Replisome Mediated DNA replication. During DNA replication, the double-helical DNA needs to be separated for replication by a helicase motor. Each strand is then copied by DNA polymerases, continuously on the leading strand and discontinuously (via Okazaki fragments) on the lagging strand, where each DNA synthesis initiates from an RNA primer provided by primase. The helicase, polymerase, and primase assemble at a replication fork as an integer complex named “replisome” and cooperatively perform the DNA replication. Other factors, such as nucleases, single-strand binding proteins, processivity factors for DNA polymerases, and adaptors coordinates helicase with polymerase or primases, and enhances the performance of replisomes. Although equipped with same enzymatic activities, replisomes from different kingdoms of life are not evolutionarily conserved and with varied complexity. We are investigating the molecular mechanisms of replisome operation. Our previous work on Bacteriophage T7 replisome offers the first glimpse of how helicase, primase and polymerases are organized at a DNA replication fork and how different activities are coordinated.

Replisome Stress Response. The genomic DNA are susceptible to various endogenous and environment assaults. Damages on DNA can slow down or block replication progression and induce replication stress response. Enzymes within a replisome will be the first to hit any DNA roadblock. How a replisome reorganizes in response to different roadblocks and signals for replication stress remain elusive. Moreover, replisome has evolved amazing abilities to circumvent DNA roadblocks and reassume DNA synthesis downstream, leaving the lesions repaired post-replicationally. With the simple model replisome from Bacteriophage T7, we hope to uncover the structural basis of how a replisome response to and traverse different roadblocks on DNA.

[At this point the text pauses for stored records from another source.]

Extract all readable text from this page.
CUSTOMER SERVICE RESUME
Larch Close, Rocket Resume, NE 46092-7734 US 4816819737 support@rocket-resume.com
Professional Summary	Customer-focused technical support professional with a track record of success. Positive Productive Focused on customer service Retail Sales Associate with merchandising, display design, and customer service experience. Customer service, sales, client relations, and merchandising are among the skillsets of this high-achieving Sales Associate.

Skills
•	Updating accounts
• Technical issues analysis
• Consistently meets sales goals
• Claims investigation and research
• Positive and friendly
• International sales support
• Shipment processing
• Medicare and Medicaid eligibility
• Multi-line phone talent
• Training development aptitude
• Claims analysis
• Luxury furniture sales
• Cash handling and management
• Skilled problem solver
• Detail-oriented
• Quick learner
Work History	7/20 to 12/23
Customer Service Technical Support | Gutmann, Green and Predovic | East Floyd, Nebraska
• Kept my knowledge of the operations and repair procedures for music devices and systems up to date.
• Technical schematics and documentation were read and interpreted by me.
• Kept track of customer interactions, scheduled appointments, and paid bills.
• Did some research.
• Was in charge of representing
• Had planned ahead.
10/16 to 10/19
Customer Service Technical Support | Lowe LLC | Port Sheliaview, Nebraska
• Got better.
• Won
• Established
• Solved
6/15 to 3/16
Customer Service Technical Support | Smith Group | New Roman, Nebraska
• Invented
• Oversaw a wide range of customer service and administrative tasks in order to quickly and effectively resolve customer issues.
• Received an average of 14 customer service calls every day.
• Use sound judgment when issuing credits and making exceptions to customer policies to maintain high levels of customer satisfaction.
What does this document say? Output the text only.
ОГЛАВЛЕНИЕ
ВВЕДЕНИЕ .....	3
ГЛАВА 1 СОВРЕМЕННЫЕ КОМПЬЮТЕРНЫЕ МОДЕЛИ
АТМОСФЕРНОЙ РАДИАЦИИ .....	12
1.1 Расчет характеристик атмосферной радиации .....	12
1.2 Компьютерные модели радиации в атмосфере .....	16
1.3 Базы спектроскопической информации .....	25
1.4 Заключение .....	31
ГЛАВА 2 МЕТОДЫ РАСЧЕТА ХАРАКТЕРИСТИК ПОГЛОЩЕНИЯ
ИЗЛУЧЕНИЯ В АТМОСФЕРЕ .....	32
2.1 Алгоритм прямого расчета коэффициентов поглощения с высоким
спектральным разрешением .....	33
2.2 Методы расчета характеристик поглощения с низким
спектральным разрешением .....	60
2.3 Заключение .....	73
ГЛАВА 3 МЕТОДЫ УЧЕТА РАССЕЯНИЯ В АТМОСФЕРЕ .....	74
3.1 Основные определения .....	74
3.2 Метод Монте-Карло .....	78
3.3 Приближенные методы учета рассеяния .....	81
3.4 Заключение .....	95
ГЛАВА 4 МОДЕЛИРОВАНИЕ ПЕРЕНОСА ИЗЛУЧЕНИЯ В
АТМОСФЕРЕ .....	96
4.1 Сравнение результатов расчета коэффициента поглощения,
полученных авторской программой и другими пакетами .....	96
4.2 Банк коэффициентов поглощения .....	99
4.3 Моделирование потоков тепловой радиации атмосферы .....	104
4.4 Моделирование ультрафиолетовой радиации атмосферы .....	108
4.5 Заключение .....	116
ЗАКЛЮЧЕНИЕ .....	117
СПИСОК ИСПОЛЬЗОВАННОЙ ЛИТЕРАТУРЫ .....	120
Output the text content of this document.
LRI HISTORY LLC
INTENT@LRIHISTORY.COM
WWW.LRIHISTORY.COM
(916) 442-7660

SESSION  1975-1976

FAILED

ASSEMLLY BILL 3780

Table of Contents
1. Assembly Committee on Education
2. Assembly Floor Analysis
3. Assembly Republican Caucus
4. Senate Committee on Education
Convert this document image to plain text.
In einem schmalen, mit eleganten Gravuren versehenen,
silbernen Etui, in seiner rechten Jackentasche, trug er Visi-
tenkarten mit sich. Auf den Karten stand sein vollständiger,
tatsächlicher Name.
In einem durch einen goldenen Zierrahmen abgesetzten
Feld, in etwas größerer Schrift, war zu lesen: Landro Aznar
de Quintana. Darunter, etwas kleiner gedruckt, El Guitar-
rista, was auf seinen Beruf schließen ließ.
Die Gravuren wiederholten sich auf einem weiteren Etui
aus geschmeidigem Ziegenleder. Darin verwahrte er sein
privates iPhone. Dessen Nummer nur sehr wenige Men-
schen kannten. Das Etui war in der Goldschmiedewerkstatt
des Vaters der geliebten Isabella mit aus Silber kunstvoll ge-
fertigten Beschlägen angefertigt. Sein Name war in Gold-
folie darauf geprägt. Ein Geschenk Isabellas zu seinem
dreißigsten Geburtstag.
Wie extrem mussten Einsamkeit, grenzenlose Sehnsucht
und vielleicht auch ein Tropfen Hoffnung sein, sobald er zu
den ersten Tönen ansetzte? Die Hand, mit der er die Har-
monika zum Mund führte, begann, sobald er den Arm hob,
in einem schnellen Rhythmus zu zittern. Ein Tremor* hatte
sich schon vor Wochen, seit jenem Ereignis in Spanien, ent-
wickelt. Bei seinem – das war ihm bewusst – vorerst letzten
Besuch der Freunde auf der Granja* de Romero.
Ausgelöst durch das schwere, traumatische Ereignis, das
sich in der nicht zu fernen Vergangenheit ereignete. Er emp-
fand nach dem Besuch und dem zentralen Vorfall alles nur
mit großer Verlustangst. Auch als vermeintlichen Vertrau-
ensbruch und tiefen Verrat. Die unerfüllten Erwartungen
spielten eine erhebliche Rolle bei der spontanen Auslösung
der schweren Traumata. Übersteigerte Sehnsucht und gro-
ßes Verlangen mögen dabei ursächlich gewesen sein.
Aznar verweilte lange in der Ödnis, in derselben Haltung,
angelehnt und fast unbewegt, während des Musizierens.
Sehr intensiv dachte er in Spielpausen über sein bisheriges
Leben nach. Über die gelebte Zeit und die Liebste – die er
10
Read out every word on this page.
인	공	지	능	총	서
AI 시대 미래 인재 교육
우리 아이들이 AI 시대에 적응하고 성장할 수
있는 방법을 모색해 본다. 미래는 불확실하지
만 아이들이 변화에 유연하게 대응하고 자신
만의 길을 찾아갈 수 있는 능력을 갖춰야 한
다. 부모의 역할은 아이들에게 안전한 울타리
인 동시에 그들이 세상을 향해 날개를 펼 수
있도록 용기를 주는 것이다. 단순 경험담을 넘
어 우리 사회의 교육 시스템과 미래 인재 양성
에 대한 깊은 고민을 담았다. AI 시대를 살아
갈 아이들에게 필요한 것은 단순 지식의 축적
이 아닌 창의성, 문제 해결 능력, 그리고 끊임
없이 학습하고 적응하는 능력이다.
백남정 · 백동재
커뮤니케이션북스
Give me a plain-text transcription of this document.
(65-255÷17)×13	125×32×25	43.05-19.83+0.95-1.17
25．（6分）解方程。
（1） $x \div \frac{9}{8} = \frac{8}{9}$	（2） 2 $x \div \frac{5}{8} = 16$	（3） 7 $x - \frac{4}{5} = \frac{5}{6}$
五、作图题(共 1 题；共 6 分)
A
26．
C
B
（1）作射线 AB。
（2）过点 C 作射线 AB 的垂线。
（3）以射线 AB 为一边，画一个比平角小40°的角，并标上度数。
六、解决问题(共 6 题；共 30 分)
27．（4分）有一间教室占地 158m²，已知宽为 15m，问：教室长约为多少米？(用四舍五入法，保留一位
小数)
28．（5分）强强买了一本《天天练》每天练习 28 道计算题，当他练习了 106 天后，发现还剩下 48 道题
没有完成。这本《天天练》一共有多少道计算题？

Helicase Translocation. Helicases are chemo-mechanical motors that couple the energy from ATP hydrolysis to DNA translocation. They can separate double-stranded DNA or RNA, anneal single strands to a duplex, remove proteins on DNA or RNA, and remodel replication fork, Holliday junction and chromatin structures. Corresponding to their diverse functions, helicases are with different substrate preference, mechanistic properties and molecular organizations. We studies helicases in DNA replication and replication stress response. We would like to learn the structural basis of their energy coupling, translocation, and regulation.

Mg2+-Dependent DNA Synthesis and Degradation. Magnesium ions (Mg2+) are essential co-factors for many enzymes in nucleic acid metabolism. Mg2+ can bridge negatively charged substrates, stabilize transition states, and promote hydroxyl group deprotonation and nucleophilic attack. For decades, two Mg2+ ions have been proposed to be required and sufficient for the catalysis of polymerases and many nucleases. We have observed the human DNA polymerase η catalysis with time-resolved crystallography. Surprisingly, we found the capture of a transiently bound third Mg2+ ion during the chemical reaction. Similarly, transiently bound Mg2+ ion was subsequently reported in other polymerases and nucleases that were thought to be two-Mg2+-ion-dependent. We are further exploring the role of the transiently bound Mg2+ during polymerase catalysis, nucleotide misincorporation and nucleoside-analog drug inhibition.